HOBSBAWM: A liderança do partido parece estar em mão de tecnocratas inteligentes da geração pós-revolucionária, que querem continuar o que tem sido uma estratégia brilhantemente bem-sucedida de reforma econômica. E trouxe liberalização cultural e até mesmo política. Por outro lado, apesar das oportunidades que o país dá para a iniciativa privada, a China não está a caminho do capitalismo ou de um Estado constitucional liberal. É sua própria combinação entre público e privado, com poder mais privado do que jamais antevisto pelo socialismo tradicional. Mas seria um grande erro dizer simplesmente que a China está a caminho do capitalismo como outros países capitalistas.

Quais as diferenças?

HOBSBAWM: São diferenças históricas, culturais e não se deve esperar que essas diferenças desapareçam. Há uma mitologia andando por aí que, em algum lugar no mundo, há um sistema ideal, capitalista ou não-capitalista, que cedo ou tarde todos vão adotar. Não acredito que isso vai acontecer ou que precise acontecer.

Isso significa que cada país deve seguir o seu sistema?

HOBSBAWM: Haverá várias versões regionais, culturais e não uma única combinação de público e privado ou um único sistema institucional permanentemente satisfatório. Muitos funcionaram por algum período e depois pararam de funcionar bem.

Qual a diferença entre um mundo com a Guerra Fria e um mundo com a guerra contra o terror?

HOBSBAWM: Os governos estão perdendo controle da ordem pública em seus territórios nos últimos 30 ou 40 anos. Neste sentido, o crescimento do terrorismo e a inabilidade dos Estados para controlar o que acontece em seus territórios é um fenômeno novo no mundo. Afeta até mesmo países poderosos. É uma situação à qual os países têm que se ajustar e tratar, porque é possível que tais movimentos terroristas se tornem forças militares sérias se adquirirem armas nucleares, o que não está fora de questão.

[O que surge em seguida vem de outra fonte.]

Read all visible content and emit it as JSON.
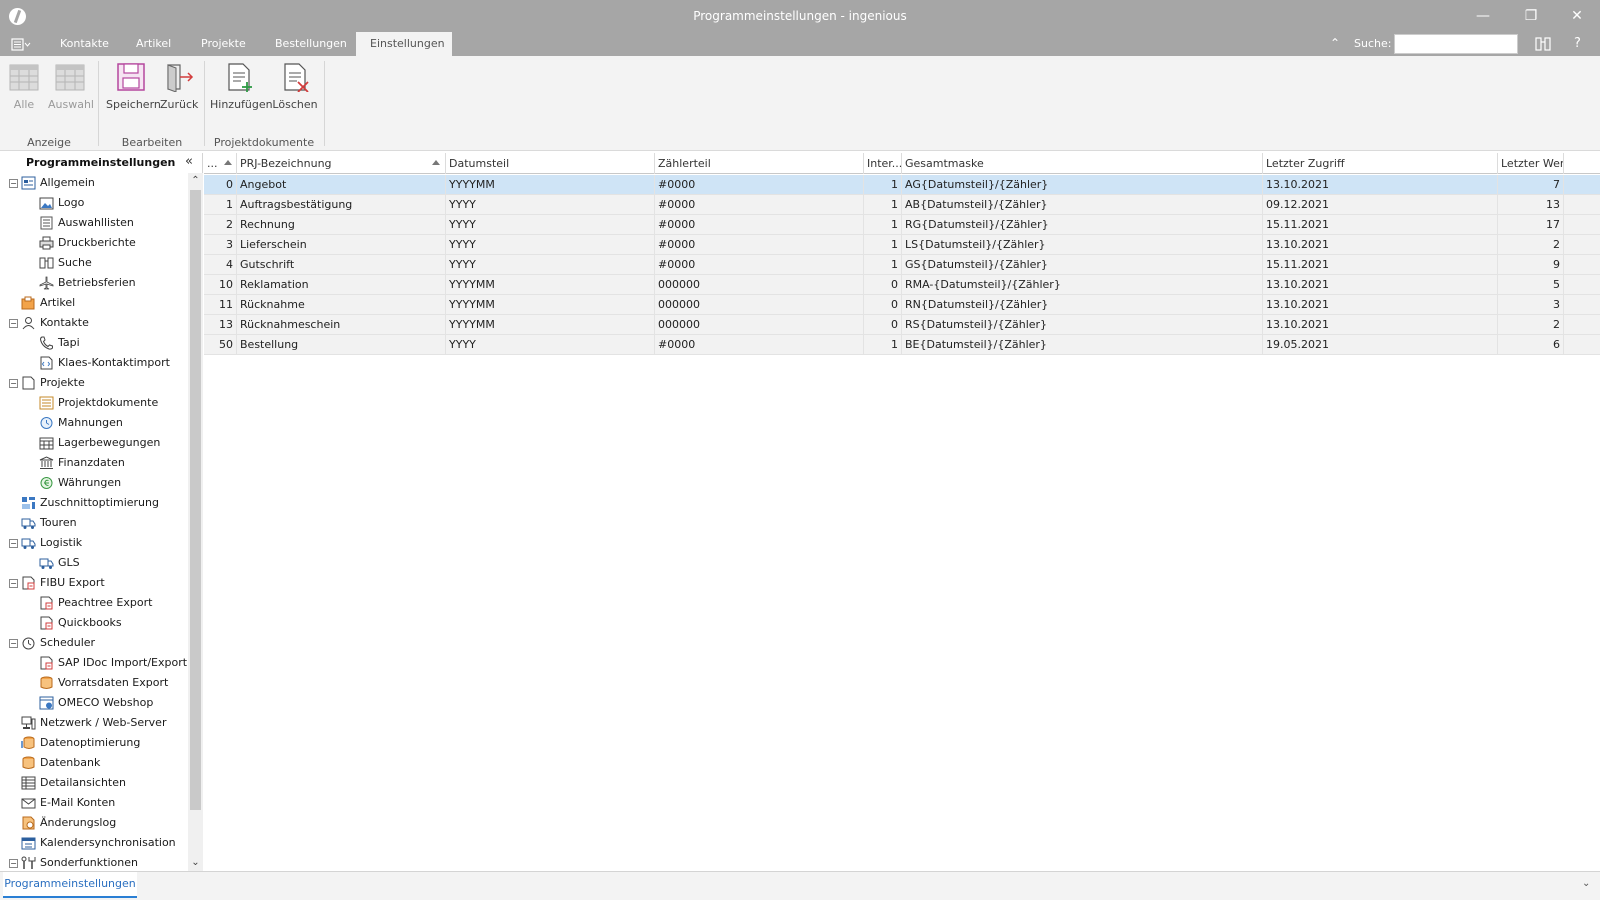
{
  "window": {
    "title": "Programmeinstellungen - ingenious",
    "minimize": "—",
    "maximize": "❐",
    "close": "✕"
  },
  "tabs": [
    {
      "label": "Kontakte"
    },
    {
      "label": "Artikel"
    },
    {
      "label": "Projekte"
    },
    {
      "label": "Bestellungen"
    },
    {
      "label": "Einstellungen",
      "active": true
    }
  ],
  "search": {
    "label": "Suche:",
    "value": "",
    "placeholder": ""
  },
  "help": "?",
  "ribbon": {
    "groups": [
      {
        "label": "Anzeige",
        "buttons": [
          {
            "label": "Alle"
          },
          {
            "label": "Auswahl"
          }
        ]
      },
      {
        "label": "Bearbeiten",
        "buttons": [
          {
            "label": "Speichern"
          },
          {
            "label": "Zurück"
          }
        ]
      },
      {
        "label": "Projektdokumente",
        "buttons": [
          {
            "label": "Hinzufügen"
          },
          {
            "label": "Löschen"
          }
        ]
      }
    ]
  },
  "sidebar": {
    "title": "Programmeinstellungen",
    "items": [
      {
        "label": "Allgemein",
        "level": 0,
        "expander": "−",
        "icon": "settings-window-icon"
      },
      {
        "label": "Logo",
        "level": 1,
        "icon": "image-icon"
      },
      {
        "label": "Auswahllisten",
        "level": 1,
        "icon": "list-icon"
      },
      {
        "label": "Druckberichte",
        "level": 1,
        "icon": "printer-icon"
      },
      {
        "label": "Suche",
        "level": 1,
        "icon": "binoculars-icon"
      },
      {
        "label": "Betriebsferien",
        "level": 1,
        "icon": "airplane-icon"
      },
      {
        "label": "Artikel",
        "level": 0,
        "icon": "box-icon"
      },
      {
        "label": "Kontakte",
        "level": 0,
        "expander": "−",
        "icon": "person-icon"
      },
      {
        "label": "Tapi",
        "level": 1,
        "icon": "phone-icon"
      },
      {
        "label": "Klaes-Kontaktimport",
        "level": 1,
        "icon": "xml-file-icon"
      },
      {
        "label": "Projekte",
        "level": 0,
        "expander": "−",
        "icon": "document-icon"
      },
      {
        "label": "Projektdokumente",
        "level": 1,
        "icon": "document-list-icon"
      },
      {
        "label": "Mahnungen",
        "level": 1,
        "icon": "reminder-icon"
      },
      {
        "label": "Lagerbewegungen",
        "level": 1,
        "icon": "warehouse-icon"
      },
      {
        "label": "Finanzdaten",
        "level": 1,
        "icon": "bank-icon"
      },
      {
        "label": "Währungen",
        "level": 1,
        "icon": "currency-icon"
      },
      {
        "label": "Zuschnittoptimierung",
        "level": 0,
        "icon": "cutting-icon"
      },
      {
        "label": "Touren",
        "level": 0,
        "icon": "truck-icon"
      },
      {
        "label": "Logistik",
        "level": 0,
        "expander": "−",
        "icon": "truck-icon"
      },
      {
        "label": "GLS",
        "level": 1,
        "icon": "truck-icon"
      },
      {
        "label": "FIBU Export",
        "level": 0,
        "expander": "−",
        "icon": "export-icon"
      },
      {
        "label": "Peachtree Export",
        "level": 1,
        "icon": "export-icon"
      },
      {
        "label": "Quickbooks",
        "level": 1,
        "icon": "export-icon"
      },
      {
        "label": "Scheduler",
        "level": 0,
        "expander": "−",
        "icon": "clock-icon"
      },
      {
        "label": "SAP IDoc Import/Export",
        "level": 1,
        "icon": "export-icon"
      },
      {
        "label": "Vorratsdaten Export",
        "level": 1,
        "icon": "database-export-icon"
      },
      {
        "label": "OMECO Webshop",
        "level": 1,
        "icon": "web-icon"
      },
      {
        "label": "Netzwerk / Web-Server",
        "level": 0,
        "icon": "network-icon"
      },
      {
        "label": "Datenoptimierung",
        "level": 0,
        "icon": "database-optimize-icon"
      },
      {
        "label": "Datenbank",
        "level": 0,
        "icon": "database-icon"
      },
      {
        "label": "Detailansichten",
        "level": 0,
        "icon": "table-icon"
      },
      {
        "label": "E-Mail Konten",
        "level": 0,
        "icon": "email-icon"
      },
      {
        "label": "Änderungslog",
        "level": 0,
        "icon": "log-icon"
      },
      {
        "label": "Kalendersynchronisation",
        "level": 0,
        "icon": "calendar-icon"
      },
      {
        "label": "Sonderfunktionen",
        "level": 0,
        "expander": "−",
        "icon": "tools-icon"
      }
    ]
  },
  "grid": {
    "columns": [
      {
        "label": "..."
      },
      {
        "label": "PRJ-Bezeichnung"
      },
      {
        "label": "Datumsteil"
      },
      {
        "label": "Zählerteil"
      },
      {
        "label": "Inter..."
      },
      {
        "label": "Gesamtmaske"
      },
      {
        "label": "Letzter Zugriff"
      },
      {
        "label": "Letzter Wert"
      }
    ],
    "rows": [
      [
        "0",
        "Angebot",
        "YYYYMM",
        "#0000",
        "1",
        "AG{Datumsteil}/{Zähler}",
        "13.10.2021",
        "7"
      ],
      [
        "1",
        "Auftragsbestätigung",
        "YYYY",
        "#0000",
        "1",
        "AB{Datumsteil}/{Zähler}",
        "09.12.2021",
        "13"
      ],
      [
        "2",
        "Rechnung",
        "YYYY",
        "#0000",
        "1",
        "RG{Datumsteil}/{Zähler}",
        "15.11.2021",
        "17"
      ],
      [
        "3",
        "Lieferschein",
        "YYYY",
        "#0000",
        "1",
        "LS{Datumsteil}/{Zähler}",
        "13.10.2021",
        "2"
      ],
      [
        "4",
        "Gutschrift",
        "YYYY",
        "#0000",
        "1",
        "GS{Datumsteil}/{Zähler}",
        "15.11.2021",
        "9"
      ],
      [
        "10",
        "Reklamation",
        "YYYYMM",
        "000000",
        "0",
        "RMA-{Datumsteil}/{Zähler}",
        "13.10.2021",
        "5"
      ],
      [
        "11",
        "Rücknahme",
        "YYYYMM",
        "000000",
        "0",
        "RN{Datumsteil}/{Zähler}",
        "13.10.2021",
        "3"
      ],
      [
        "13",
        "Rücknahmeschein",
        "YYYYMM",
        "000000",
        "0",
        "RS{Datumsteil}/{Zähler}",
        "13.10.2021",
        "2"
      ],
      [
        "50",
        "Bestellung",
        "YYYY",
        "#0000",
        "1",
        "BE{Datumsteil}/{Zähler}",
        "19.05.2021",
        "6"
      ]
    ],
    "selected_row": 0
  },
  "bottom": {
    "tab": "Programmeinstellungen"
  },
  "colors": {
    "chrome": "#a6a6a6",
    "ribbon": "#f3f3f3",
    "selected_row": "#cfe4f6",
    "accent": "#2a7fd4"
  }
}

Vivemos num mundo totalmente diferente?

HOBSBAWM: É um mundo novo e diferente, os governos estão em certos aspectos se tornando mais fracos. Pelo menos no controle dos seus territórios e na sua capacidade de mobilizar suas populações. É impensável que no século XXI Estados grandes e modernos sejam capazes de convencer seus cidadãos a irem à guerra de forma voluntária e morrer e serem mortos, como aconteceu na Primeira e Segunda guerras. Na verdade, hoje ficamos chocados quando descobrimos que pequenos grupos de pessoas estão preparados para morrer ou matar. E isso é um novo fenômeno.

Por que o senhor está tão pessimista?

HOBSBAWM: Alguém pode dizer que está otimista hoje? O que se pode dizer é que se está preocupado. Mas é claro que há esperança de que as coisas saiam da maneira certa.